House Joint Resolution 3
The Legislature has under consideration an additional far-reaching tax proposal. Specifically, the House has adopted a joint resolution to amend the state Constitution and communicated the same to the Senate. House Joint Resolution 3, known as the Property Tax Modernization Amendment, would amend the constitution to permit the Legislature by general law to set the rates and make adjustments in taxation for tangible personal property, including machinery, equipment and inventory of manufacturers, inventory held by small businesses, and personal property tax on motor vehicles. The House adopted the joint resolution with more than the required two-thirds majority. Upon communication to the Senate, it was referred to the Judiciary Committee, with a second reference to Finance. If this joint resolution is adopted by two-thirds of the Senate, and is ultimately approved by the Governor, the question would then be placed on the ballot at the next general election where a simple majority of the voters is required. The state Office of Tax and Revenue estimates the property tax on machinery, equipment and inventory raises about $300 million annually, while the vehicle tax adds another $100 million. Two-thirds of the revenue raised by this tax presently goes to support education, approximately 28 percent goes to counties, and the balance to cities.

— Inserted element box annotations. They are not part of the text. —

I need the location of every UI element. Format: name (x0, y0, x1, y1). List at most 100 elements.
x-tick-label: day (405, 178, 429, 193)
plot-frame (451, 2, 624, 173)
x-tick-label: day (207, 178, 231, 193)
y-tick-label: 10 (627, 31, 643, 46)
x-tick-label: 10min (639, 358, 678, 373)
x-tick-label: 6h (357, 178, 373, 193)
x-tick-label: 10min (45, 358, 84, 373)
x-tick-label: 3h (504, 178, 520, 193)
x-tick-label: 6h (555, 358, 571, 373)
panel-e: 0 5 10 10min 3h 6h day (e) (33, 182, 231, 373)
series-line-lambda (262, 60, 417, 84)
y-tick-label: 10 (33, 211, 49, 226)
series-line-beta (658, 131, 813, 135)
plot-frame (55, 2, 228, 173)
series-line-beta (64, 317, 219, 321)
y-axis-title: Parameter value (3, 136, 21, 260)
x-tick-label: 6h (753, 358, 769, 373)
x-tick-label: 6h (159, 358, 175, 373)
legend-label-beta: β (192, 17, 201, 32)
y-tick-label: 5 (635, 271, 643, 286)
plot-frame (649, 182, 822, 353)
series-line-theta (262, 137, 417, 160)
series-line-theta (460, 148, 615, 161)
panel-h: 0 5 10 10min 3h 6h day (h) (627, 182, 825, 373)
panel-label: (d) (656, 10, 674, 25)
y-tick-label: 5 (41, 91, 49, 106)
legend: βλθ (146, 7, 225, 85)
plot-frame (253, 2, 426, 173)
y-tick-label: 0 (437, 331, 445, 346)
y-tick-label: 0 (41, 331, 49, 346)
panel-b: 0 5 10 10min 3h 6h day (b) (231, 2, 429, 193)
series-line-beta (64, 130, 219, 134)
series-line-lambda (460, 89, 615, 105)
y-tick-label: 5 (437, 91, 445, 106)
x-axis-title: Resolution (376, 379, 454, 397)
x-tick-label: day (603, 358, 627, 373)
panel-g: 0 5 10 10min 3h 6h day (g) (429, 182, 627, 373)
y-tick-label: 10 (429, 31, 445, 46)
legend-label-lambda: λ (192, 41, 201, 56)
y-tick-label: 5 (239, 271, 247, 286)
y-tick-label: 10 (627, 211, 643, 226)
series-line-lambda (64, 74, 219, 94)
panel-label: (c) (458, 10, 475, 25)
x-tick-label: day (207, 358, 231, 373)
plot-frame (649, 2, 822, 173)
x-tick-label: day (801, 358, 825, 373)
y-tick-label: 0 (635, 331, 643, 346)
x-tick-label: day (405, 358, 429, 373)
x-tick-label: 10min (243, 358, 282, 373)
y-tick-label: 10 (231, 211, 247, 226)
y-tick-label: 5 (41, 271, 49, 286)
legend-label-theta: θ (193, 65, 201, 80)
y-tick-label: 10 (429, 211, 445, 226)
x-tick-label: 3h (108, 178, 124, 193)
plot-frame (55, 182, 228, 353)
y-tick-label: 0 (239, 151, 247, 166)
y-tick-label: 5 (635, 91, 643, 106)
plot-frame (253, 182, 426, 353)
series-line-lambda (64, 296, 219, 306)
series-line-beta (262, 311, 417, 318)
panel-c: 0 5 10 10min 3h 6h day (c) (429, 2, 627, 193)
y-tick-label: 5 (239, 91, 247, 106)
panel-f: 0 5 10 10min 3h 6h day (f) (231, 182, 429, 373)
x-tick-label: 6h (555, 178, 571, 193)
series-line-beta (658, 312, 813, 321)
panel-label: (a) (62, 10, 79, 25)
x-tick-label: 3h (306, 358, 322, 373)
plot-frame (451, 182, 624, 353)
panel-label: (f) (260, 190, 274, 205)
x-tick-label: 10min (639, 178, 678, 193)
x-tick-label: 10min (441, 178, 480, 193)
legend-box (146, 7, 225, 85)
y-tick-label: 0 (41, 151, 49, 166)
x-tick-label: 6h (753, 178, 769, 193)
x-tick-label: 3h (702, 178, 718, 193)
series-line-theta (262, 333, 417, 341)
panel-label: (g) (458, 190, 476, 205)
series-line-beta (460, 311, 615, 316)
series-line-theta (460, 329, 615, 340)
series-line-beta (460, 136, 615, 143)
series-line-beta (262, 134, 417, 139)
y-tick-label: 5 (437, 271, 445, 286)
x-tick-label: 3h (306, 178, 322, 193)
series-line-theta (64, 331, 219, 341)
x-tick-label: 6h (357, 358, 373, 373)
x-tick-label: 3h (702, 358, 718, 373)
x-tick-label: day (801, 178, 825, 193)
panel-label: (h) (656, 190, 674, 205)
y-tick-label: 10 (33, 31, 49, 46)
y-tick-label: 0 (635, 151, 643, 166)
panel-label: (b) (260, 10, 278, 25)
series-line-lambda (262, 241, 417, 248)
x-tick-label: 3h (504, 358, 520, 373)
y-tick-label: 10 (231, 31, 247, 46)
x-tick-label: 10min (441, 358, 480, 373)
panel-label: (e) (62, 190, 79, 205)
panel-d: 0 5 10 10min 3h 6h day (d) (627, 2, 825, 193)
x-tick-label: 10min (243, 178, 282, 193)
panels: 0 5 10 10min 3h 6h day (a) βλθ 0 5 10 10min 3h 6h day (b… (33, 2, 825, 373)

House Bill 3310 exempts from the jurisdiction of the Public Service Commission any solar energy facility located on the premises of a retail electric customer under certain specified conditions. Notably, the output of that facility must be limited to meet only the electrical needs of the premises of the retail electric customer and cannot exceed 25kW for residential customers, 500 kW for commercial customers, and 2,000 kW for industrial customers. Yet, since the aggregate of all such power purchase agreements and net metering arrangements in the state for any utility shall not exceed 3 percent of such utility’s aggregate customer peak demand during the previous year, customers who enter into these power purchase agreements must first provide the utility with a 30-day notice of their intent to enter into such a transaction. This time period would permit the utility to determine if any of the caps have been reached. If the utility does not respond within 30 days, the generator may proceed and the caps will be presumed not to have been reached. While the Public Service Commission is granted rulemaking authority to over the interconnections for these power purchase agreements, it does not have authority over the power rates in those arrangements between the on-site generator and the customer. The bill passed with bi-partisan support and is now pending in Senate Judiciary.